While most people seem to think that the new system call mechanism makes sense, the question has come up: what kind of feature freeze are we in if we're adding things like a whole new way of doing system calls? Alan Cox, perhaps, had the most direct comment:

Linus. you are doing the slow slide into a second round of development work again, just like mid 2.3, just like 1.3.60, ...

Given the high hopes that have been placed on this feature freeze actually working, this sort of remark is something to be concerned about.

Linus has acknowledged the concern, and started a discussion on how patches should be reviewed. Looking ahead:

I thought about the code freeze require buy-in from three of four people (me, Alan, Dave and Andrew come to mind) for a patch to go in, but that's probably too draconian for now. Or is it (maybe start with "needs approval by two" and switch it to three when going into code freeze)?

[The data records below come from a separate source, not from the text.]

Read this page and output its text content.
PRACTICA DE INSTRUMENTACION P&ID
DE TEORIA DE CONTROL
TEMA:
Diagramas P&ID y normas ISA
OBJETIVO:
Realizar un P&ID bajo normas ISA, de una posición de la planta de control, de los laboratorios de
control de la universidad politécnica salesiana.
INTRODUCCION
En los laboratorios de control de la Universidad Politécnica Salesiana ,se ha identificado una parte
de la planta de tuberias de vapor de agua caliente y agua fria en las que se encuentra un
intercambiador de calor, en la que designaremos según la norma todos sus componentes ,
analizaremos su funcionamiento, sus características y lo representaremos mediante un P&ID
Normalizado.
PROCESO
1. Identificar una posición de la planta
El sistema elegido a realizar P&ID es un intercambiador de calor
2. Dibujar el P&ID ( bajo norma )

There seems to be fairly widespread agreement, however, that this approach could be overly bureaucratic for now. Each development kernel release still contains hundreds of patches (636 for 2.5.51; in 2.5.52 there were "only" 153); people are understandably nervous about having that many patches go through a committee. Or even worse, being on the committee. Of course, Larry McVoy has an elaborate approach involving BitKeeper all planned out, but, given that a couple of people on the short list don't use BitKeeper, things will probably not go that way.

Andrew Morton has suggested simply adopting a set of guidelines for what can be accepted. The suggested list:

  • Bug fixes
  • Speedups
  • In-progress features (or those Linus had already said would be merged)
  • New drivers or filesystems

Anything outside of that list would not be included at this point. As the freeze gets harder, items are dropped off the list, until only bug fixes are left.

Given everybody's time constraints, the relatively informal approach is the most likely one to be adopted at this point. The important thing, in the end, is that everybody agrees that the feature freeze is important and is keeping an eye out for violations. As long as that continues, things will hopefully not get too far out of control.